Takata is getting ready to recall another 35 million airbag inflators, as the Japanese company is in talks with US regulators.
An announcement is expected to be made as early as this week and the new number will add up to the current recall of over 28 million airbag inflators, which are affecting roughly 24 million cars produced by more than a dozen automakers in what turned out to be the world’s largest safety recall.
“Takata is working with regulators and our auto maker customers to develop long-term, orderly solutions to these important safety issues. We strongly urge all consumers to check NHTSA’s www.safercar.gov website and contact their dealers immediately if they discover their vehicle is subject to a recall“, said a Takata spokesman, quoted by WallStreetJournal.
Recalling approximately 50 million vehicles has been estimated by CreditSuisse to cost Takata some $3.5 billion, according to AutoNews, leaving the company’s future under question.

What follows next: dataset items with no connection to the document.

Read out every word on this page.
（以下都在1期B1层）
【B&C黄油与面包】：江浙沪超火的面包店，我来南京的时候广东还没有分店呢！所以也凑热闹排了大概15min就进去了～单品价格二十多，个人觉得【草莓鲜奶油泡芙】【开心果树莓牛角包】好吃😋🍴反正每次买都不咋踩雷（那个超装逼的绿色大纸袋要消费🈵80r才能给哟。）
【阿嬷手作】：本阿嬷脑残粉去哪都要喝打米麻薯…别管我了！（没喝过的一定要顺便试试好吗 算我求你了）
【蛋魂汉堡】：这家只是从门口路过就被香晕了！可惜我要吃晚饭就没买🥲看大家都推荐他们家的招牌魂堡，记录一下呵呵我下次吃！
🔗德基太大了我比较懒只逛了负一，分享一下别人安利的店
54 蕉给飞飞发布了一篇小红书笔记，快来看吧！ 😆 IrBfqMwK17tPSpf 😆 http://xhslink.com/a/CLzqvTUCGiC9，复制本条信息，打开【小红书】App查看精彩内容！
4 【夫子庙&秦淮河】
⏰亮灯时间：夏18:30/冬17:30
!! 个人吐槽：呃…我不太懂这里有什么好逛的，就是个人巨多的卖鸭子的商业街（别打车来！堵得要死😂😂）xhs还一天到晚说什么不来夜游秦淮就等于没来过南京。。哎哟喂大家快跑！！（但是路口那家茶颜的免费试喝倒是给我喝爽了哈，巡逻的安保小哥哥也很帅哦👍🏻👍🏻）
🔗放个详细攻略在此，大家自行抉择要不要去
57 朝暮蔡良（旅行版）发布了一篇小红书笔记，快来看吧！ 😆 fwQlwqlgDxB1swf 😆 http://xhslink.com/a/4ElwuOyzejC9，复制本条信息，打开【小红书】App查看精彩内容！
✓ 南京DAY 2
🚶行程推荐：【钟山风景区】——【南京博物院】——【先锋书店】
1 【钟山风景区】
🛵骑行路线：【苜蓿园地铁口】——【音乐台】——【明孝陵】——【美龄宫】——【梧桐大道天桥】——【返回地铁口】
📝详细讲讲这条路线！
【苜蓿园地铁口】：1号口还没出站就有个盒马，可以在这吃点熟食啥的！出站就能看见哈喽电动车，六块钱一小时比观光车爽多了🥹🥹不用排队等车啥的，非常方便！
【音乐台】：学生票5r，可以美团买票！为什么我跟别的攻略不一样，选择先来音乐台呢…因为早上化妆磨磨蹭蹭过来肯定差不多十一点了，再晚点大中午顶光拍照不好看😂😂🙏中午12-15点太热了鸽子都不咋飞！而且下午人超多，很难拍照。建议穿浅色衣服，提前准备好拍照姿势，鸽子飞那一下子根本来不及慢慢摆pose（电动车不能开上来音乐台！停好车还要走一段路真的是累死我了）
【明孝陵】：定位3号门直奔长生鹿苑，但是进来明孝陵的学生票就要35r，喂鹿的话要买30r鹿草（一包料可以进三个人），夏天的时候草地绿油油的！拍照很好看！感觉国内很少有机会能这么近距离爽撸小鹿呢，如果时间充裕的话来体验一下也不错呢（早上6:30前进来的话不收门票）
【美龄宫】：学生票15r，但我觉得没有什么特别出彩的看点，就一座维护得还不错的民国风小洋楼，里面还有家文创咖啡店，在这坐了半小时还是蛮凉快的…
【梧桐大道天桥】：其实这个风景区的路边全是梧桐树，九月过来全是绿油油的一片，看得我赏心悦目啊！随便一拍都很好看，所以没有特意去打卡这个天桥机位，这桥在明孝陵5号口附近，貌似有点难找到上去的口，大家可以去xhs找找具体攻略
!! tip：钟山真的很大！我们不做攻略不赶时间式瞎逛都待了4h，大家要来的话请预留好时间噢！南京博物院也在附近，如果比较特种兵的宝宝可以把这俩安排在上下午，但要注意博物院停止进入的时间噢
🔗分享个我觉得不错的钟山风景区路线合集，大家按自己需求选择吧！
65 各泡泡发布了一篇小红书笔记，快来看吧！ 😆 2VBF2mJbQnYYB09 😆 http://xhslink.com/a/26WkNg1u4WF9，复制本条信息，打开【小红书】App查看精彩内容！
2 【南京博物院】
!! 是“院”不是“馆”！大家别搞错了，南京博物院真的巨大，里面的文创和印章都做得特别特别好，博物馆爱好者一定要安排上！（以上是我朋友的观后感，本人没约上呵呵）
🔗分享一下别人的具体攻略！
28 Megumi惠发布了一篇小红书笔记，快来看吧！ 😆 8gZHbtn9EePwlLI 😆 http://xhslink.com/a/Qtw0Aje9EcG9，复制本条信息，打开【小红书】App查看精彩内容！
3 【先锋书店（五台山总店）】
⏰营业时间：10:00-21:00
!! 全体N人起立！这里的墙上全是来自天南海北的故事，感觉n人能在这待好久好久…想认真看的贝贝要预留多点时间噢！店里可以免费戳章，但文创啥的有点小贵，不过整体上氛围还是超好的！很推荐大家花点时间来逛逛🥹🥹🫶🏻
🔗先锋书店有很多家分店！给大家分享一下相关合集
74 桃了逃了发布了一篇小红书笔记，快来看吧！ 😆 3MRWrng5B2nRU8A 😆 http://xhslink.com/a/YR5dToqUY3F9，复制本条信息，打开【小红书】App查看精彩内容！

The Japanese firm was fined by US regulators for $70 million last November and was ordered to stop using ammonium nitrate in airbag inflators, but the penalty could go up to $200 million if Takata is flagged for other infractions. Settling legal claims for victims of airbag ruptures and covering recall-related costs has made the supplier disclose another $189 million in financial loss throughout the fiscal year that ended on March 31.
Exploding airbags have claimed 11 lives globally, including 10 in the United States, and more than 100 have been injured. The last victim was a 17-year old girl, who rear-ended another vehicle with her 2002 Honda Civic, in Texas, triggering the airbags that sent shrapnel towards her neck, killing her on the spot.